Он опять воззрился на меня, и я только теперь сообразил, что до сих пор не сказал ни единого слова и что ради приличия полагалось бы сказать хоть что-то
– Может, и начну… – неуверенно промямлил я
– О, вот это другое дело, – довольно кивнул редактор, которому я предоставлял наконец возможность распрощаться со мной.
Он встал, в три шага пересек кабинет и открыл дверь чуланчика, где помещалась секретарша.
– Мария, узнай, пожалуйста, на месте ли Гаврилов.
Так что пять минут спустя я шагал в Студню документальных фильмов, к упомянутому Гаврилову. Путь был неблизкий, и если бы на улице стояла жара или было слишком холодно, я бы поленился его преодолеть. Но было не холодно и не жарко, а так, прохладно, после табачного дыма и тяжелого духа парикмахерского одеколона осенний ветерок действовал на меня, словно бодрящий напиток, и я потащился к документалистике, от которой ничего особенного не ждал. Да и она не ждала меня.
– Вы уже второй, кого наш общий друг сегодня ко мне присылает, – досадливо вздохнул Гаврилов, когда я ему объяснил, откуда я. – А ведь он отлично знает, что план у нас еще не утрясен.
Даже не успев присесть, я хочу повернуться и выйти, но сидящий за столом человек все так же досадливо делает мне знак остаться.
– Да садитесь… Раз уж пришли. Почему бы не сесть.

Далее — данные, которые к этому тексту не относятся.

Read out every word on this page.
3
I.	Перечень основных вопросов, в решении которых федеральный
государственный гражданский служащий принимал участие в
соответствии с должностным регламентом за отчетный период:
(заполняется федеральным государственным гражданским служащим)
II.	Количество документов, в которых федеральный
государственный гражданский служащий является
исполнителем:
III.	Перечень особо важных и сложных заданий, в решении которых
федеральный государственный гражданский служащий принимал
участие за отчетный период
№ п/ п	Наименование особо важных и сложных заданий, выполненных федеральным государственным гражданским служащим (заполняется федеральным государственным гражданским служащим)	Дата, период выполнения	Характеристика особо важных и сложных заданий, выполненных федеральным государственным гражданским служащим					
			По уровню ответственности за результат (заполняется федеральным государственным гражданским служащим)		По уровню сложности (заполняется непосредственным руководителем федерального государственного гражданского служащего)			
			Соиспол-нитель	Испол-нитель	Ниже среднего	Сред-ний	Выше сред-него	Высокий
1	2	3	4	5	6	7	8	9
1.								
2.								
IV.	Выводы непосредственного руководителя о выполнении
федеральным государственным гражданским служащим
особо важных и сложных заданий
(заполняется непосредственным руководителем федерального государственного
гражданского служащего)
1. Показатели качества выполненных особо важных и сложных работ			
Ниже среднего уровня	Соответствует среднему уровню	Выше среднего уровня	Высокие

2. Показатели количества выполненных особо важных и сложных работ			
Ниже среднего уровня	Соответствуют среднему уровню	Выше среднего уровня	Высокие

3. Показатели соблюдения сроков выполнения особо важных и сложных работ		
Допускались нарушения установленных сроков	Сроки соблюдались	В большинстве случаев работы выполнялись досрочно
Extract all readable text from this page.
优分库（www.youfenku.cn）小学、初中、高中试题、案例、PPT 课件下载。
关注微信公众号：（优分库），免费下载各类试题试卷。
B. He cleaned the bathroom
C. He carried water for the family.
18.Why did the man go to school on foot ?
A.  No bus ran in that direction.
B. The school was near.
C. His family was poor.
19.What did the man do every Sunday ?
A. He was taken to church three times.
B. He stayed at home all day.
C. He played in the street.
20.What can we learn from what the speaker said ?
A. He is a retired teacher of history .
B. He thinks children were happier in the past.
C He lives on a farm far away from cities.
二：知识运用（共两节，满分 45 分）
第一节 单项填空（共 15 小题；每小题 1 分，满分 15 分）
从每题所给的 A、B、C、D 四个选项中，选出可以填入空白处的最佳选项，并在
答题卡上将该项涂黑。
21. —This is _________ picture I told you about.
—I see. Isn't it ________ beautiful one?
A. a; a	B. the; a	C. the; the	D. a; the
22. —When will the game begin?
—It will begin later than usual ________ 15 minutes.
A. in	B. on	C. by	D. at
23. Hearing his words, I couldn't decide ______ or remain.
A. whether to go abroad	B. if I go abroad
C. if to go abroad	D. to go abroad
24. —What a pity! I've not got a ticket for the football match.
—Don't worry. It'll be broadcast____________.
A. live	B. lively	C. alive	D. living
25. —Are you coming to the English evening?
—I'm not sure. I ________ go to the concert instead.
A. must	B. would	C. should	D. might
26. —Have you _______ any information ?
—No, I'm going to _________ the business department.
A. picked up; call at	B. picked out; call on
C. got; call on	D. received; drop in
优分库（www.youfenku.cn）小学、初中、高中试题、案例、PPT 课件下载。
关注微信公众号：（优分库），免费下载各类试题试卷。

От него по крайней мере не разит парикмахерской.
– Тем у нас навалом. Значит, нужны и авторы. Но беда в том, что, как я уже сказал, еще не уточнен наш план. Вы вроде бы по строительной тематике?
Я кивнул, хотя и не был особенно уверен, что могу специализироваться на строительной тематике
– Подберу для вас что-нибудь, но не сейчас. После одобрения плана.
Я снова кивнул и стал подниматься со стула.
Он опять досадливо машет мне рукой: погоди, мол
– Прежде чем поручить вам что-то самостоятельное я должен проверить ваши возможности. Moг бы предложить вам принять участие в одной коллективной работе. Ваш соавтор, если не ошибаюсь, где-то в тех комнатах.
Прежде чем я успел согласиться или отказаться, Гаврилов велел секретарше связать меня с упомянутым соавтором. Он сидел в пустой канцелярии, с сигаретой во рту, уставившись хмурым взглядом в вечернюю газету
– Когда я получу аванс? – спрашивает соавтор у секретарши.
– Пока не представите рукопись, не получите аванса, – отвечает она. И добавляет: – Вот вам подкрепление.
Лишь после этих слов он рассеянно смотрит на меня и, проводив взглядом бедра удаляющейся секретарши, бормочет:
– Ну и хрен с вами…
– Что-что? – обернулась секретарша.
– Ты читала Кафку?
– Я Кафку не читаю.
– Чему удивляться, – кивает он, почти довольный. – Зачем тебе его читать, если у вас совсем как у Кафки. Можно обивать пороги до посинения…
Но женщина, похоже, привыкла к его сетованиям потому что, не слушая его, исчезает за дверью.
– У вас есть какие-нибудь идеи? – спрашивает соавтор, когда мы остаемся одни.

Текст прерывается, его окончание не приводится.